Identification of new adsorption sites of H and D on rhodium(100)

Abstract

Exposure of Rh(100) to hydrogen (deuterium) in atomic form leads to the population of adsorption sites, not attainable with molecular species. Quantitative thermal desorption spectroscopy (TDS), high resolution electron energy loss spectroscopy (HREELS), and density functional theory (DFT) calculations have been applied to investigate these new adsorption sites. In addition to the fourfold hollow sites (1 ML), which can be populated by dissociative adsorption, occupation of subsurface sites and the population of additional surface sites (for deuterium) have been observed (maximum coverage 3.4 ML).
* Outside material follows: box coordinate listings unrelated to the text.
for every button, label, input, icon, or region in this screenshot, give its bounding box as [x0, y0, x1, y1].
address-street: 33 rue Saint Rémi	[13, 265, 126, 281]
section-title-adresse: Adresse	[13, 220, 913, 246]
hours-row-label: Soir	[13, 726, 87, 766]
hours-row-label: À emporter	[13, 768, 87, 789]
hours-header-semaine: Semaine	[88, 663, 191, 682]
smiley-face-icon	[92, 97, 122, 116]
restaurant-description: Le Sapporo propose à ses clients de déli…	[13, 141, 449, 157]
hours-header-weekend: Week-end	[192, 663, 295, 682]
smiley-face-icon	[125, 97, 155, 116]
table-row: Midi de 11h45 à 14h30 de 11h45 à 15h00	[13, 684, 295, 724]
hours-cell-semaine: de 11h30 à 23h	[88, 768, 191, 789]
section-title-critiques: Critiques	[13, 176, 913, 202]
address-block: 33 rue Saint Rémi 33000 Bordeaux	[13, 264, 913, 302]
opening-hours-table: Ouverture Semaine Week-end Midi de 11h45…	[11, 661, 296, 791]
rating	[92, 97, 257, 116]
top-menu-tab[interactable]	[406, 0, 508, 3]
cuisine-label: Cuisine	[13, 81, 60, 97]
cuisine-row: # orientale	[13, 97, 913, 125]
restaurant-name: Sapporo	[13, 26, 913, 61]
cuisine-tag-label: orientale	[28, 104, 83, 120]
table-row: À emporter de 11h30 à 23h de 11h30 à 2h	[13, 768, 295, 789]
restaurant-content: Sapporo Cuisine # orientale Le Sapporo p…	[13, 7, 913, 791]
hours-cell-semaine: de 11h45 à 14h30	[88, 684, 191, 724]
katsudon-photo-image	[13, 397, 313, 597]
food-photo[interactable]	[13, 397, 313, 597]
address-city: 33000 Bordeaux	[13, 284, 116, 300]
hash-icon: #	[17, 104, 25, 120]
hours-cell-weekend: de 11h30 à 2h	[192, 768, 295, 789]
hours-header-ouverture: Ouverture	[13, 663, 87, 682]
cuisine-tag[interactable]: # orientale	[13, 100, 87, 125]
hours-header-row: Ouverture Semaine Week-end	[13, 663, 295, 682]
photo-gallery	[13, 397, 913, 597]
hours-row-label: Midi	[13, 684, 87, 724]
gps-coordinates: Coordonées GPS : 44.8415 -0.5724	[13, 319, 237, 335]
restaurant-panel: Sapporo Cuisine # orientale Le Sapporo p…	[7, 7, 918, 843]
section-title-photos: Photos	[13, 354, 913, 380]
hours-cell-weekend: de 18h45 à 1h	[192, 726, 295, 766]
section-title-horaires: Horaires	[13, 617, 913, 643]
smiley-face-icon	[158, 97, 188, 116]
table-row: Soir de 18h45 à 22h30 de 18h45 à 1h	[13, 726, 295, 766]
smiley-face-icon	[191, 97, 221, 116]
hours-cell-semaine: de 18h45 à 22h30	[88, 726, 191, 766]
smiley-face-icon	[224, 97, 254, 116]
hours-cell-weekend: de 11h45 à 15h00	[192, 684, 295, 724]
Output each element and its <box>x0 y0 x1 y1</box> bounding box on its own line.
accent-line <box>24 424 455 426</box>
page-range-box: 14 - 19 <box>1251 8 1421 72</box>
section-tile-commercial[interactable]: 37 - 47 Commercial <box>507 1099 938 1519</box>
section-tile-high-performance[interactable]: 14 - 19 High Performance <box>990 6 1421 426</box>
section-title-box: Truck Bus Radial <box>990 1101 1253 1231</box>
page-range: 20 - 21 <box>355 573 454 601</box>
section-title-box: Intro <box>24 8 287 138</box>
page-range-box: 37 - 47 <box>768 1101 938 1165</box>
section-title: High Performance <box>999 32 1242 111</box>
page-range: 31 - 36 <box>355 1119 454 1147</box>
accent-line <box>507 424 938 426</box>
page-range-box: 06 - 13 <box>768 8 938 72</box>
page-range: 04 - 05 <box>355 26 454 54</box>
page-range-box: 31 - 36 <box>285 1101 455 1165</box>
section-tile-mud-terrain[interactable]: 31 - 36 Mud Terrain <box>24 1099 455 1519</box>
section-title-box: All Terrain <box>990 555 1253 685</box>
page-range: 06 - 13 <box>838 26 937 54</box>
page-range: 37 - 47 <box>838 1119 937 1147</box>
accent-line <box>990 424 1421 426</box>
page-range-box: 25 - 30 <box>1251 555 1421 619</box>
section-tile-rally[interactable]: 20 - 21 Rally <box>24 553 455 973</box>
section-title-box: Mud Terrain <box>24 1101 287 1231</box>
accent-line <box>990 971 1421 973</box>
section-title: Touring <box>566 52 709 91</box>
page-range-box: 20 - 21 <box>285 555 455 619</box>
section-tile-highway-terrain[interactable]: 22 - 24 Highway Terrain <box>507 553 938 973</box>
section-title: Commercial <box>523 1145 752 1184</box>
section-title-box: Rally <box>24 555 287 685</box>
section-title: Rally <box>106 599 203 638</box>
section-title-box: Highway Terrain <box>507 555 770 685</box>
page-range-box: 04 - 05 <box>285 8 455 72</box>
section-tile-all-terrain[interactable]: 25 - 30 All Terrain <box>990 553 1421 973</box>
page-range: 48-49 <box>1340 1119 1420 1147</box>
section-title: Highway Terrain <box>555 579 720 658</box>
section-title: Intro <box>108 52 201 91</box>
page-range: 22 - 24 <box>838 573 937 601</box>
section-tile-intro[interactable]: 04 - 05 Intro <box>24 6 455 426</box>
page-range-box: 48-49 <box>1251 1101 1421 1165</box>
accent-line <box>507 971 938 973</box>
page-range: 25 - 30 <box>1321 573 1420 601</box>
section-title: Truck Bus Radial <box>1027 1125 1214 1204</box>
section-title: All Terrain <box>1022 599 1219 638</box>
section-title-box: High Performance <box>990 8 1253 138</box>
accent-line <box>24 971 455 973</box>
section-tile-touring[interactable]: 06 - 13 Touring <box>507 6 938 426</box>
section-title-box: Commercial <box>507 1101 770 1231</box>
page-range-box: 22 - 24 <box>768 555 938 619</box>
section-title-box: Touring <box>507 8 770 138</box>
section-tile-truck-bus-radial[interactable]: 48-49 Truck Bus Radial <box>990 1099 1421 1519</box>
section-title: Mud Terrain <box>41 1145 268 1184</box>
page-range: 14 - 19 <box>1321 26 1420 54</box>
In TDS individual adsorption states show up in the form of three different peaks: Recombination of H (D) atoms from hollow sites around 300 K, desorption of subsurface species between 150–200 K, and recombinative desorption via a molecular precursor at about 120 K (for deuterium only). The exposure of the Rh(100) surface to atomic H (D) leads to a pronounced roughening of the surface, as evidenced in the HREELS spectra. Zero point corrected adsorption energies, activation barriers for adsorption, desorption, and diffusion into the subsurface sites, as well as vibrational energies have been calculated by DFT for a variety of adsorbate configurations of H and D and compared with the experimental data.